Mr. Celtic Knot has just been hired to be an exterminator, and bedbugs are a serious problem in this city. The way his new employer eradicates bedbugs is heat. They bring propane and diesel engines to the house and pump heat into the house to bring the internal temperature to 120 degrees for several hours. Every inch of the house must be that hot to kill all the bugs.

I doubt repeated spraying of chemicals will really work.

I don’t have a new bed yet. I’m still sleeping on the temporary mattress in the living room. I’m trying to stay out of the bedroom completely (aside from necessary treatment tasks) until the problem is taken care of. When I do get a new bed, I’ll also be getting traps.
As an aside, what happened with bedbugs, historically? When I was a kid, they were almost mythical: Everyone knew the rhyme, but parents had to explain what it meant: “Well, see, in the Olden Days, there used to be these things called bedbugs all over the place that would live in your bed and bite you when you slept”. How did we get (almost) rid of them the first time, and what caused them to come back? Or is that a false premise, and they never went away, and people just stopped talking about them?

The heat has to be 130F to kill the bastards, per my husband the Health inspector. See post 16

Had them about five or six years ago.

Fortunately it was a cold winter. I bagged up my bedding and most of my linen closet and left it out on the deck for three days of well below zero weather. In the bedroom I vacuumed well and put DE in the corners and along the wall where the bed was, as well as along the bottom of the linen closet.
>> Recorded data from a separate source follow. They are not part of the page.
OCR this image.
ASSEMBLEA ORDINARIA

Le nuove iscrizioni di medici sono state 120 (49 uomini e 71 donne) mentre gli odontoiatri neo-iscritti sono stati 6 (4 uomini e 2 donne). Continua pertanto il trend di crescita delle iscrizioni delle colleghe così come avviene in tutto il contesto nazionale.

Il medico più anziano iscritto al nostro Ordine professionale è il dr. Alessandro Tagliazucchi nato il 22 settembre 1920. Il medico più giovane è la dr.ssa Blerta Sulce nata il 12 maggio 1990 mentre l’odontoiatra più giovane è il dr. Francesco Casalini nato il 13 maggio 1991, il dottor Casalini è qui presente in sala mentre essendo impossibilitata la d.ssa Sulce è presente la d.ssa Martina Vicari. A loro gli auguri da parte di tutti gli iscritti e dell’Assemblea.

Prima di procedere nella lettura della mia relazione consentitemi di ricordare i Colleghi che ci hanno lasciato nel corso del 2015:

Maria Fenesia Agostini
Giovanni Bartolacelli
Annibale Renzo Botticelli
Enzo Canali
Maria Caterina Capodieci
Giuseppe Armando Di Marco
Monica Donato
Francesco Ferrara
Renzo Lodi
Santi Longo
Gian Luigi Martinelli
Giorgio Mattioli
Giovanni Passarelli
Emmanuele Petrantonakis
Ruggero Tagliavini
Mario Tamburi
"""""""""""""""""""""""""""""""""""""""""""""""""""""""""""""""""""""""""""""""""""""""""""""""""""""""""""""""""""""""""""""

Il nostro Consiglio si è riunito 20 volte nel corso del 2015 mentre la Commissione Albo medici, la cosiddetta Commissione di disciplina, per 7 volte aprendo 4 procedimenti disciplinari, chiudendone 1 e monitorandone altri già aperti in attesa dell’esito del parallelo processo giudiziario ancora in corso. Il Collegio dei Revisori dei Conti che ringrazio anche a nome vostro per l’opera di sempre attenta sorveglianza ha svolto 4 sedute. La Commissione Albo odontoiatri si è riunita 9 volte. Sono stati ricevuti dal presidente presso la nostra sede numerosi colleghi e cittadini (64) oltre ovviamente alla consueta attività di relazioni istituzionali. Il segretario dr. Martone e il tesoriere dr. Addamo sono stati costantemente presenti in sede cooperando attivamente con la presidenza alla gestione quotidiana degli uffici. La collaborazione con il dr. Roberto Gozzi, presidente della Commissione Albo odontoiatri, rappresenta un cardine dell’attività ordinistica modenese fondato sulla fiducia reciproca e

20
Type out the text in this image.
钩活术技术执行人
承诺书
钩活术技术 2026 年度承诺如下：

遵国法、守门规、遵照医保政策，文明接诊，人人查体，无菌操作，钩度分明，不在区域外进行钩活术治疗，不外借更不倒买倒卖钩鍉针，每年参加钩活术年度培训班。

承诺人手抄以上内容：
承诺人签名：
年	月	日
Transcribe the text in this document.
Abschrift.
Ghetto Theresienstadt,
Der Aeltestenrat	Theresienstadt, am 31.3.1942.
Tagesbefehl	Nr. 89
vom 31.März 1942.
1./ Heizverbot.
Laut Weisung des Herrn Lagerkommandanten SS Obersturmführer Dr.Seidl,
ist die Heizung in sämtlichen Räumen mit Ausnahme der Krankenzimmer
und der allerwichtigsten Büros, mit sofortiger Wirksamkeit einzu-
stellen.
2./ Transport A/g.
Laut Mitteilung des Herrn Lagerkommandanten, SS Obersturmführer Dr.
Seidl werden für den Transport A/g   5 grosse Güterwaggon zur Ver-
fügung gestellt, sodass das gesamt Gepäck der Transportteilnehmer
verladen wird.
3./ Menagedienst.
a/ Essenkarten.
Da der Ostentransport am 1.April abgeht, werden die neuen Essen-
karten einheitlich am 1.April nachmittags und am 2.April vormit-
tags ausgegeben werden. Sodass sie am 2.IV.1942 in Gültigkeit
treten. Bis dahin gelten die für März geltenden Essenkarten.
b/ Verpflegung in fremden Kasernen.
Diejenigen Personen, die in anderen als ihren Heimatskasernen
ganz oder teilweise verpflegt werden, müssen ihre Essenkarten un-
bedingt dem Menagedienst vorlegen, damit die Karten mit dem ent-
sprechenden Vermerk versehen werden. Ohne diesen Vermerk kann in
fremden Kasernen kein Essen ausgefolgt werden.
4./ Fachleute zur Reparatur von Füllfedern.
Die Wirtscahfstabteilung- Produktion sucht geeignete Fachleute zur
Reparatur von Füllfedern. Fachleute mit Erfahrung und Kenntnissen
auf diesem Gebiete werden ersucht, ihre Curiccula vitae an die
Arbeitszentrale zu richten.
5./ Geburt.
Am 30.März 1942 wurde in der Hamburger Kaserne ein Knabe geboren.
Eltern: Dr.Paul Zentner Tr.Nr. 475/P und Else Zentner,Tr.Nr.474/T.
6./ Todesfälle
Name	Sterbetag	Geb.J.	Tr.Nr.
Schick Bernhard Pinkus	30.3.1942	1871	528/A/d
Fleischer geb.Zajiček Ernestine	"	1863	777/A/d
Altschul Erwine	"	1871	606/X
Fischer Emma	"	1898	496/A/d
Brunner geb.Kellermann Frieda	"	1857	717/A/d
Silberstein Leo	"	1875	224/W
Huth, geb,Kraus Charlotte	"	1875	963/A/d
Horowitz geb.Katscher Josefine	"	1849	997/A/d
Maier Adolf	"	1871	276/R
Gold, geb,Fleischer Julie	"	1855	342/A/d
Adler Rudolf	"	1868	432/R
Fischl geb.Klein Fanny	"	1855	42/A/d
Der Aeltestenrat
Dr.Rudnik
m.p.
I also got this spray what was based on spearmint oil which killed them on contact and otherwise repelled them and sprayed it liberally around the linen closet and the edges of the room.

No more bugs after that, with no exterminator.

They used to use DDT against the little bastards and it was super effective.

Now we don’t use DDT because it is unintentionally effective against a lot of other things, like birds.

I had read that. Couldn’t DDT be approved for just limited use against bedbugs? It’s not like it’d be sprayed around with wild abandon; just inside people’s bedrooms and home interiors. That way it hopefully would not get into the environment.